AITF

Comunicato Stampa - Carlo Maffeo

AITF

Pubblicato: il 23 giugno 2017

Comunicato Stampa

L´improvvisa morte dell´Ing. Carlo Maffeo, Presidente Onorario dell´AITF (Associazione Italiana Trapiantati di Fegato) ha scosso tutto il mondo che fa riferimento a questo tipo di operazione ed all´ambiente chirurgico che ha operato al Suo fianco. Ottantasette anni, compiuti da poco, avrebbe raggiunto i trent´anni di trapianto il 13 novembre prossimo, ma stroncare la sua forte e battagliera fibra è stata una emorragia cerebrale. Importante dirigente Fiat ha iniziato il suo calvario nel 1987 a causa di un avvelenamento che gli ha distrutto il  fegato. La stessa azienda mise a sua disposizione un aereo per portarlo a Bruxelles, allora il centro trapianti più titolato in Europa. E, guarda caso,  venne operato a Bruxelles da un giovane chirurgo. Si trattava del Professor Mauro Salizzoni, poi fondatore del Centro Trapianti di Fegato della Città della Salute e della Scienza di Torino; ormai un punto di riferimento a livello nazionale (e non solo). Maffeo rientrato guarito a casa ritenne fosse opportuno l´anno dopo, fondare l´Associazione Italiana Trapiantati di Fegato (AITF), per affiancare l´opera dei chirurghi con una azione che fosse  di sostegno ai trapiantandi e di aiuto ai trapiantati che ne avessero necessità. Un´opera altamente meritoria ed umanitaria  che trovò il suo apice nella realizzazione della residenza Cimabue creata per permettere agli ammalati in lista d´attesa di poter sostare a Torino con le loro famiglie.
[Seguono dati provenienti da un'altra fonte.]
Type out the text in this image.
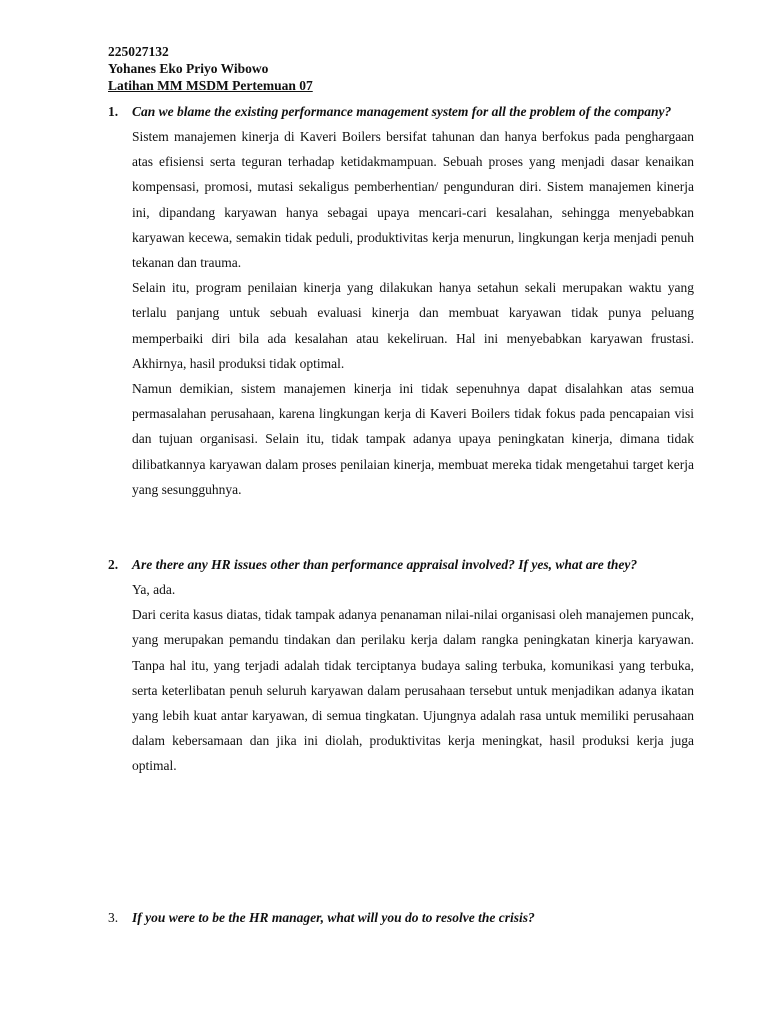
225027132
Yohanes Eko Priyo Wibowo
Latihan MM MSDM Pertemuan 07
1. Can we blame the existing performance management system for all the problem of the company?
Sistem manajemen kinerja di Kaveri Boilers bersifat tahunan dan hanya berfokus pada penghargaan atas efisiensi serta teguran terhadap ketidakmampuan. Sebuah proses yang menjadi dasar kenaikan kompensasi, promosi, mutasi sekaligus pemberhentian/ pengunduran diri. Sistem manajemen kinerja ini, dipandang karyawan hanya sebagai upaya mencari-cari kesalahan, sehingga menyebabkan karyawan kecewa, semakin tidak peduli, produktivitas kerja menurun, lingkungan kerja menjadi penuh tekanan dan trauma.
Selain itu, program penilaian kinerja yang dilakukan hanya setahun sekali merupakan waktu yang terlalu panjang untuk sebuah evaluasi kinerja dan membuat karyawan tidak punya peluang memperbaiki diri bila ada kesalahan atau kekeliruan. Hal ini menyebabkan karyawan frustasi. Akhirnya, hasil produksi tidak optimal.
Namun demikian, sistem manajemen kinerja ini tidak sepenuhnya dapat disalahkan atas semua permasalahan perusahaan, karena lingkungan kerja di Kaveri Boilers tidak fokus pada pencapaian visi dan tujuan organisasi. Selain itu, tidak tampak adanya upaya peningkatan kinerja, dimana tidak dilibatkannya karyawan dalam proses penilaian kinerja, membuat mereka tidak mengetahui target kerja yang sesungguhnya.
2. Are there any HR issues other than performance appraisal involved? If yes, what are they?
Ya, ada.
Dari cerita kasus diatas, tidak tampak adanya penanaman nilai-nilai organisasi oleh manajemen puncak, yang merupakan pemandu tindakan dan perilaku kerja dalam rangka peningkatan kinerja karyawan. Tanpa hal itu, yang terjadi adalah tidak terciptanya budaya saling terbuka, komunikasi yang terbuka, serta keterlibatan penuh seluruh karyawan dalam perusahaan tersebut untuk menjadikan adanya ikatan yang lebih kuat antar karyawan, di semua tingkatan. Ujungnya adalah rasa untuk memiliki perusahaan dalam kebersamaan dan jika ini diolah, produktivitas kerja meningkat, hasil produksi kerja juga optimal.
3. If you were to be the HR manager, what will you do to resolve the crisis?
Ed erano molti, in quel tempo, coloro che si recavano a Torino dal sud Italia. Ma chiunque si fosse trovato a transitare  per i corridoi delle Molinette non poteva non notare questo personaggio, con il suo camice verde da volontario, aggirarsi freneticamente  per recare aiuto e soccorso ai bisognosi. Una personalità forte e caparbia nel perseguimento degli obiettivi, che deve essere di esempio e di sprone a quanti perseguono nella sua opera che raggruppa oggi ben 15 delegazioni in Italia con l´AITF Bimbi che si occupa di trapianti pediatrici.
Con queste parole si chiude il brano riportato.